At the end of the play Apollo appears in order to stop Orestes and Electra in their tracks, promising that Orestes will find judicial vindication and perhaps a measure of personal peace in Athens (he says nothing to comfort Electra). Here, Apollo was just another young man on the stage, and there was no attempt to invest his words with any divine authority. Consequently his appearance raised a few unfortunate giggles in the audience, and his intervention seemed merely perfunctory. (It is often proposed that Euripides used the deus ex machina convention ironically, but this was not the way to bring an Age of Rage to a convincing conclusion.)

The performance was given in Dutch by members of the Internationaal Theater Amsterdam, with English surtitles: only a minor inconvenience as far as understanding was concerned, but perhaps vocal nuance was inevitably a casualty in a production lasting nearly four hours.


Friday 6 May 2022

The Ocean at the End of the Lane

adapted by Joel Horwood from Neil Gaiman's novel

seen at the Duke of York's Theatre on 28 April 2022

Katy Hudd directs Tom Mackley as Boy (on the night I attended), Nia Towle as Lettie Hempstock, Nicholas Tennant as the boy's father, Grace Hogg-Robinson as his sister, Penny Layden as old Mrs Hempstock, Siubhan Harrison as Ginnie Hempstock (her daughter and Lettie's mother) and Laura Rogers as Ursula in this imaginative adaptation of Neil Gaiman's novel concerning the fateful irruption of a malignant spirit into the lives of the boy and his family, and the efforts of the mysterious Hempstocks to control and banish it.

The play begins as a reminiscence, the boy returning to his childhood home as a grown man while attending his father's funeral, but very soon we are in the thick of the real story as the boy meets and befriends the young girl Lettie just after having seen the body of the family lodger who had committed suicide. Though Gaiman's novels are aimed at a fairly young readership he does not pull his punches with some dark subjects; the boy has a panicked response which his father tries to assuage, but with typical English reticence much of the father's strategy is a matter of deflection. The Hempstocks seem preternaturally aware of the boy's predicament, but in their own way they are also not forthcoming, leaving him both intrigued and confused.

Lettie views the local village duckpond as an ocean, and this capacity, both fey and childlike, to see strange possibilities in the ordinary world is crucial in developing the atmosphere of the play and convincing us of the strange emanations which she and her family feel bound to monitor and control. The boy's means of coming to terms with the strangeness are bound up with his immersion in the Narnia books of C.S.Lewis (as Gaiman himself was), while his sister is of a more practical disposition: the tension between the siblings is palpable and convincing. When the strange spirit accidentally unleased on the world takes human form as the intrusive Ursula, the 'wicked stepmother' aspect of so many fairy tales takes on an all-too-believable abusive form in the modern world.

With an atmospheric use of the simplest stage effects - lighting, noise, dark shapes and diaphonous swirling sheets of fabric, the work of Fly Davis (set) and Jamie Harrison ('magic and illusions') among others - the numinous world threatening the boy and his family is thrillingly evoked, and the story resolves itself with a muted sense of the need for willing sacrifice and the consequent loss to those left behind. After the somewhat hectoring tone of Marys Seacole seen in the afternoon of the same day, it was a pleasure to witness masterly storytelling on stage.

Thursday 5 May 2022

Marys Seacole

by Jackie Sibblies Drury

seen at the Donmar Warehouse on 28 April 2022

Nadia Latif directs Déja J. Bowens, Llewella Gideon, Kayla Meikle, Esther Smith, Olivia Williams and Susan Wooldridge in Jackie Sibblies Drury's new play Marys Seacole which investigates not only the career of the original Mary Seacole, a Jamaican who travelled to the Crimea in the 1850s to provide nursing assistance during the war (where she was rebuffed by Florence Nightingale), but also the wider experience of coloured people as carers and medical staff in the modern world.

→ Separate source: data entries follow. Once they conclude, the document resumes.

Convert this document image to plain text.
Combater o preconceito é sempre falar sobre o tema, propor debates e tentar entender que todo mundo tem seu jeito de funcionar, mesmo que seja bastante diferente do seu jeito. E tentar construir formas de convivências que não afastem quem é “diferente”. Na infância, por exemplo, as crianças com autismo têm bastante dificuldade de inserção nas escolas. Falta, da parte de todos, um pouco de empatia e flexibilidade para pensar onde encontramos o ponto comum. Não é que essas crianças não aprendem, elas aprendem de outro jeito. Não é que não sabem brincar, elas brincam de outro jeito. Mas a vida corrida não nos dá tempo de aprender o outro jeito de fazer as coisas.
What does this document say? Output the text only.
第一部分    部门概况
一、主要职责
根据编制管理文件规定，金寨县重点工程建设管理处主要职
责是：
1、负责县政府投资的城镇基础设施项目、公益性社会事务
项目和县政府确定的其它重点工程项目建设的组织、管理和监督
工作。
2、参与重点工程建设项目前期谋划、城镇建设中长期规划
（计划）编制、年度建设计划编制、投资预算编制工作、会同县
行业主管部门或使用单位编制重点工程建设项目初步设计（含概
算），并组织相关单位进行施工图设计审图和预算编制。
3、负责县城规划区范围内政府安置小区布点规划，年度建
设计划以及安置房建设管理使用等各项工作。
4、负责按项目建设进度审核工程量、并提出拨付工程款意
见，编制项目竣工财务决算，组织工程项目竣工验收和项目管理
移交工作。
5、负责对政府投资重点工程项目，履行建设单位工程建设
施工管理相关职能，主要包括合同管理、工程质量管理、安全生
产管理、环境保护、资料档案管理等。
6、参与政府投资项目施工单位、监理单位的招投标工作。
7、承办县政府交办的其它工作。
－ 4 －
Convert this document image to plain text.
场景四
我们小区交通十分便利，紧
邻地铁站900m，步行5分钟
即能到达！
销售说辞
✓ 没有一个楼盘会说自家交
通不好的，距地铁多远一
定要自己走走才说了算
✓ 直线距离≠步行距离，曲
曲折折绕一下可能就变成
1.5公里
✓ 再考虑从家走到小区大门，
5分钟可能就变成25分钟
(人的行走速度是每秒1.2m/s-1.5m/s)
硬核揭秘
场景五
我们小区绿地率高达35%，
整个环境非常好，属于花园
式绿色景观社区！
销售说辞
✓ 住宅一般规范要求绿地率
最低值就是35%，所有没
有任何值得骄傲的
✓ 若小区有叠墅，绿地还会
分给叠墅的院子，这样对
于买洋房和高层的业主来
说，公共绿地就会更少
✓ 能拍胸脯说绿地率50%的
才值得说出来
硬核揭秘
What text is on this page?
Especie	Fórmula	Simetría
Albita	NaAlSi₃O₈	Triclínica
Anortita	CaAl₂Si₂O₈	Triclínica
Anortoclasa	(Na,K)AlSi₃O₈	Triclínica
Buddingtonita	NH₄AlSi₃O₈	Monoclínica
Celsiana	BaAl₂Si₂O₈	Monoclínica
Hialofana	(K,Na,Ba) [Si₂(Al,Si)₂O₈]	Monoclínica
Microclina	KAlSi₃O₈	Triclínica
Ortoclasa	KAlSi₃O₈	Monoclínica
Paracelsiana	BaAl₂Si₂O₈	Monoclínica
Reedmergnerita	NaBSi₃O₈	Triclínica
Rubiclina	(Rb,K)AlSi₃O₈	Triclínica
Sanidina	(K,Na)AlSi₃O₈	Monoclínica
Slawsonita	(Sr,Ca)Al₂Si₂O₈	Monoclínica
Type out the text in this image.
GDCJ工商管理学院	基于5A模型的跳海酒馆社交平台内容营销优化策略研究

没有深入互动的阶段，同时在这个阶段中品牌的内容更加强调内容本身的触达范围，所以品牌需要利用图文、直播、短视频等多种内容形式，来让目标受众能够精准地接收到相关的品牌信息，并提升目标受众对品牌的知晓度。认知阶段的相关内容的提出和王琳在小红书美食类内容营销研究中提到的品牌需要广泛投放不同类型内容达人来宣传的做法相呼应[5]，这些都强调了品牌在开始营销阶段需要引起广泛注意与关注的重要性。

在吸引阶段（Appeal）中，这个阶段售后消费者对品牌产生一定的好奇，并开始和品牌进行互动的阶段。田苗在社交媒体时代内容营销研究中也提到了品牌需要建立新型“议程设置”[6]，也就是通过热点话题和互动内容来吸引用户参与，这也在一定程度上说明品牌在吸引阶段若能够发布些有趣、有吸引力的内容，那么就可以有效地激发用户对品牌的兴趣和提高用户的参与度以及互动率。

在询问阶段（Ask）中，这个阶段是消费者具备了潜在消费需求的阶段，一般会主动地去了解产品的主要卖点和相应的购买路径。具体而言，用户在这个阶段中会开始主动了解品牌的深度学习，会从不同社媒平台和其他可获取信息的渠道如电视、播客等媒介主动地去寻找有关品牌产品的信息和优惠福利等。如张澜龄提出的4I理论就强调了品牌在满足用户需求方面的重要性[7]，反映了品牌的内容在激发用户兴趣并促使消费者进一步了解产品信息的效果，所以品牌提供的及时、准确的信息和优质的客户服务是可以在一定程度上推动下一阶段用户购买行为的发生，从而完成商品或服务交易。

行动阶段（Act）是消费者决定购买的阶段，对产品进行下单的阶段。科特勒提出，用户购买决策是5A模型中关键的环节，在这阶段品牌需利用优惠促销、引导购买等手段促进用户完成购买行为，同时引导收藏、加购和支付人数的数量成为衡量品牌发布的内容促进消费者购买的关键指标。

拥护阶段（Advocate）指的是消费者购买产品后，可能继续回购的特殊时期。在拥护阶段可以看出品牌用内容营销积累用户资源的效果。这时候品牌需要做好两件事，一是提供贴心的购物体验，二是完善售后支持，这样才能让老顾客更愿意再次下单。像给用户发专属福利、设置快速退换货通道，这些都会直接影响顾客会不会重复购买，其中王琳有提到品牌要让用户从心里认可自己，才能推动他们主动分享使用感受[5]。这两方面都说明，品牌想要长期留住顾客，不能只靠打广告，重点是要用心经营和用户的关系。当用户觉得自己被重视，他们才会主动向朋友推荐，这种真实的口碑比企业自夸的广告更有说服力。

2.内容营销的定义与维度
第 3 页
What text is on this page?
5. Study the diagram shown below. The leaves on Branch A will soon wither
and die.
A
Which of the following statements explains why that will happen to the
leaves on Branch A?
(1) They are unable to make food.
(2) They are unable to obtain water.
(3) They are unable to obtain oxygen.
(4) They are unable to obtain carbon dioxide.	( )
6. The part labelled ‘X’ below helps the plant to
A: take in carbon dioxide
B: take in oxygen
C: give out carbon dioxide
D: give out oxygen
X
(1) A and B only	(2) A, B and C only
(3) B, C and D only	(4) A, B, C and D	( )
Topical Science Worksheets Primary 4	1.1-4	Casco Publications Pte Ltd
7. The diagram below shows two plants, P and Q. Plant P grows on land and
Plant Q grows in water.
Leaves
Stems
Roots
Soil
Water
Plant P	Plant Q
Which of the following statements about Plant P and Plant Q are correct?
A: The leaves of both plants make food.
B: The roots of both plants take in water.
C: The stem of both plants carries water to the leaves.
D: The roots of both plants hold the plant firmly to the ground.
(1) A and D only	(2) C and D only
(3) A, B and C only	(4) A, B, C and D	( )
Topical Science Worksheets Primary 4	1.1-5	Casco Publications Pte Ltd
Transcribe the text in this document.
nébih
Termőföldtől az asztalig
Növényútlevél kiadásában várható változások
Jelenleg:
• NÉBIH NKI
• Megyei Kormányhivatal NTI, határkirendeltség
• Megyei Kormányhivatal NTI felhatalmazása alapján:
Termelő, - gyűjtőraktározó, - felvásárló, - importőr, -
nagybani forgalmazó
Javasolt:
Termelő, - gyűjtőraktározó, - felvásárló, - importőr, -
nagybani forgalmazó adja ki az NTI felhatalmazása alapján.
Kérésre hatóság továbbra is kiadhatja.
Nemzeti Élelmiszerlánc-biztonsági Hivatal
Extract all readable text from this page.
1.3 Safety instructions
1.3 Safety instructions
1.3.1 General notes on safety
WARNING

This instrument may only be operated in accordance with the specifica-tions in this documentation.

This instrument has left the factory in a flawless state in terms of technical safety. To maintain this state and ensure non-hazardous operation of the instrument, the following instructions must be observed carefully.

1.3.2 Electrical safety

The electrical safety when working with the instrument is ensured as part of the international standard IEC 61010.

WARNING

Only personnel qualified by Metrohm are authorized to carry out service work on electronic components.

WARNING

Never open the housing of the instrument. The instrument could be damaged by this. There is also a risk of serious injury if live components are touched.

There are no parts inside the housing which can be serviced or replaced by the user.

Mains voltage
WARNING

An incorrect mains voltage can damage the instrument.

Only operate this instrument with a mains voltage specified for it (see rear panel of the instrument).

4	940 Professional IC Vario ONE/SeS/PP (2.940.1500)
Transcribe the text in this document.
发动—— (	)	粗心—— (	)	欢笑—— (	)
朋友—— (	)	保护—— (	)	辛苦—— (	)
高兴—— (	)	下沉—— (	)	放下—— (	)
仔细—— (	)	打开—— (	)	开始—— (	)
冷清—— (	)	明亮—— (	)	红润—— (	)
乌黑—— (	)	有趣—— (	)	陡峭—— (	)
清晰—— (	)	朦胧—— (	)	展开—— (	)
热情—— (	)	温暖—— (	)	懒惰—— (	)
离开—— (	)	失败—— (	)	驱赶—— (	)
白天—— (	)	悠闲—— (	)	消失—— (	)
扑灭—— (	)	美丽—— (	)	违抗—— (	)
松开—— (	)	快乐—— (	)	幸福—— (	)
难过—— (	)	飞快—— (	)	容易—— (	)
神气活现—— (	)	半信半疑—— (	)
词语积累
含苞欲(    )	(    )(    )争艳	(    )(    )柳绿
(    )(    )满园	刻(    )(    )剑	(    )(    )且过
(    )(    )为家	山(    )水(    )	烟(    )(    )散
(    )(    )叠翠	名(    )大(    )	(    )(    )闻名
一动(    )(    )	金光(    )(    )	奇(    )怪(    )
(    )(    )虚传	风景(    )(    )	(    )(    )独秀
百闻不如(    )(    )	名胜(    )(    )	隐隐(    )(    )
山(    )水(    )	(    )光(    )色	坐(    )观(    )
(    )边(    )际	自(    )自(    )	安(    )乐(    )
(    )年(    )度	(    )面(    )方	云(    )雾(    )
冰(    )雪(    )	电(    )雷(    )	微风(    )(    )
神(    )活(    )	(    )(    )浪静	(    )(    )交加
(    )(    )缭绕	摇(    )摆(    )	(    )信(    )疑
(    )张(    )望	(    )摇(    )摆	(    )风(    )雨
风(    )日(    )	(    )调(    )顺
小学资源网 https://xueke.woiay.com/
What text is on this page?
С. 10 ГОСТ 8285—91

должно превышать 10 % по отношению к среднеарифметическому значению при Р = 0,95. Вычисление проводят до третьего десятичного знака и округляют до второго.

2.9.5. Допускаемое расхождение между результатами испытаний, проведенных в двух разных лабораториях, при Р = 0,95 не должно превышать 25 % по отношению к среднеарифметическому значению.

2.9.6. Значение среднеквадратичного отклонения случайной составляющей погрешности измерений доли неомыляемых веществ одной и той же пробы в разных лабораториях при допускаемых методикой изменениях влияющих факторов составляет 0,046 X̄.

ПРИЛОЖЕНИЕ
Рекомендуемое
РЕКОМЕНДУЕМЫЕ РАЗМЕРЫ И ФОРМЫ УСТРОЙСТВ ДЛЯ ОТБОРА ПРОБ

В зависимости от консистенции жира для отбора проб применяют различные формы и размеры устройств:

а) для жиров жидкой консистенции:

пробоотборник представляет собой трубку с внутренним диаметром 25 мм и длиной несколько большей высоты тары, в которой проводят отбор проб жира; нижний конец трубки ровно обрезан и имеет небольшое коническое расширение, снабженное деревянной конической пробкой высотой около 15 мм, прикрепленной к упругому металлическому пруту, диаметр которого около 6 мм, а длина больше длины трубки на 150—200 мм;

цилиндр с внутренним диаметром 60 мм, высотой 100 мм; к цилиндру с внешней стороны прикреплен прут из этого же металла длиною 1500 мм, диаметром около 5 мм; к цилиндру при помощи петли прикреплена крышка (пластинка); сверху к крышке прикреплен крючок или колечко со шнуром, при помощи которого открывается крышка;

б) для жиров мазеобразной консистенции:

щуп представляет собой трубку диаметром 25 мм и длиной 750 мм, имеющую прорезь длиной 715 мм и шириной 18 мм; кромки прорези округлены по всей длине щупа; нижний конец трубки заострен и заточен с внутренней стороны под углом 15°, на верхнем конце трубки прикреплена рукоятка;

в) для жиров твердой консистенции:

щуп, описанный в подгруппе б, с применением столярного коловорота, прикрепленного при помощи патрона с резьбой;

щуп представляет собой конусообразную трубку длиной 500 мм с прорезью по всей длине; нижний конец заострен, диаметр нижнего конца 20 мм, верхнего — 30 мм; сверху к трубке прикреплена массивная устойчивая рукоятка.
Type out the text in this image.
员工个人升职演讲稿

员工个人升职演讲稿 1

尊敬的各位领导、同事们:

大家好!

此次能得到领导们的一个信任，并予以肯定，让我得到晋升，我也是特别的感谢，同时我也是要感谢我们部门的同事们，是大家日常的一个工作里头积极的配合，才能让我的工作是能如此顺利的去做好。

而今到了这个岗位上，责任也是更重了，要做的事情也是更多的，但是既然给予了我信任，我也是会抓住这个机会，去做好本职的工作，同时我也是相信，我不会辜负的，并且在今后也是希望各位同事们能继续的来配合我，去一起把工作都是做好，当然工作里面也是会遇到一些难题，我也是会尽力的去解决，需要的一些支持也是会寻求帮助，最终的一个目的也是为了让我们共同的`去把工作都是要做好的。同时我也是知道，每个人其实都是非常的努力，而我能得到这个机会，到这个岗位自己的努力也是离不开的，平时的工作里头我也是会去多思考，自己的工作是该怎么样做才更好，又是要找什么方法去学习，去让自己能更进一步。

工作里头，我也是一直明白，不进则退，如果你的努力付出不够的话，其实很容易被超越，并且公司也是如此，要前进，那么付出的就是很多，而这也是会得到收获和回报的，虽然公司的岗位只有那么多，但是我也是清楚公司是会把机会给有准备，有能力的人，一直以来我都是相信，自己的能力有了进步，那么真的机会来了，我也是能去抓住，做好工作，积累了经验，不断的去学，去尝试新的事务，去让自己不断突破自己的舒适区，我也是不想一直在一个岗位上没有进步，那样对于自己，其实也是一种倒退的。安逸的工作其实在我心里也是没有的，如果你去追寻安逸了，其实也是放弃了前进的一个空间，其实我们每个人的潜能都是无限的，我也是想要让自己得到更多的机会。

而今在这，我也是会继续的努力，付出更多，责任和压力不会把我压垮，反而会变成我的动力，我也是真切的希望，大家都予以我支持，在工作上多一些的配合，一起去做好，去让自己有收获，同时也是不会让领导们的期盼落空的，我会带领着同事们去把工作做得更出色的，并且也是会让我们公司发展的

In a verstile set designed by Tom Scutt we are sometimes in an NHS ward, sometimes in an anonymous park, sometimes in Jamaica, sometimes in the Crimea, and sometimes apparently in the dark recesses of the mind of the generic 'Mary' (Kayla Meikle). The transitions are often abrupt, and the play suffers from becoming too like a series of vignettes none of which have sufficient time to develop into truly engrossing drama. Everything becomes subsumed in the overarching theme of twisted mother-daughter relationships and general racial prejudice, with the individual stories never adequately resolved.

The opening, which gives the impression of being a prologue to a play focussed on Mary Seacole, turns out to be a monologue in which episodes which could have formed the following scenes turn out to be only told to us. The scene in a modern hosptial or care home which follows sets up all sorts of tensions between three generations (a resident, daughter and gradndaughter), and adds the unpleasantness of barely concealed racism towards the staff, but fades from our attention as other matters are addressed. An almost phantasmagoric scene in which broken soldiers lie scattered across the floor while fragments of the dialogue in earlier scenes jostle with each other at shouting pitch gives an alarming impression of a mind in turmoil and stress, but at the cost of wearing down the audience with relentless noise.

All in all, I was not particularly satisfied with this production. After the glorious dramatic coherence of The Corn is Green seeen a few days earlier, on this occasion I felt I was too often present at a hectoring lecture rather than a truly developed play.

Friday 29 April 2022

The Corn is Green

by Emlyn Williams

seen at the National Theatre (Lyttleton) on 23 April 2022

Dominic Cooke directs this revival of Emlyn Williams's semi-autobiographical play The Corn is Green, first staged in the West End in 1938. Nicola Walker plays Miss Moffat, the inspirational schoolteacher who blasts her way like a whirlwind into the stratified society of a Welsh mining village and sees enormous promise in Morgan Evans, one of the miner's sons, played by Iwan Davies.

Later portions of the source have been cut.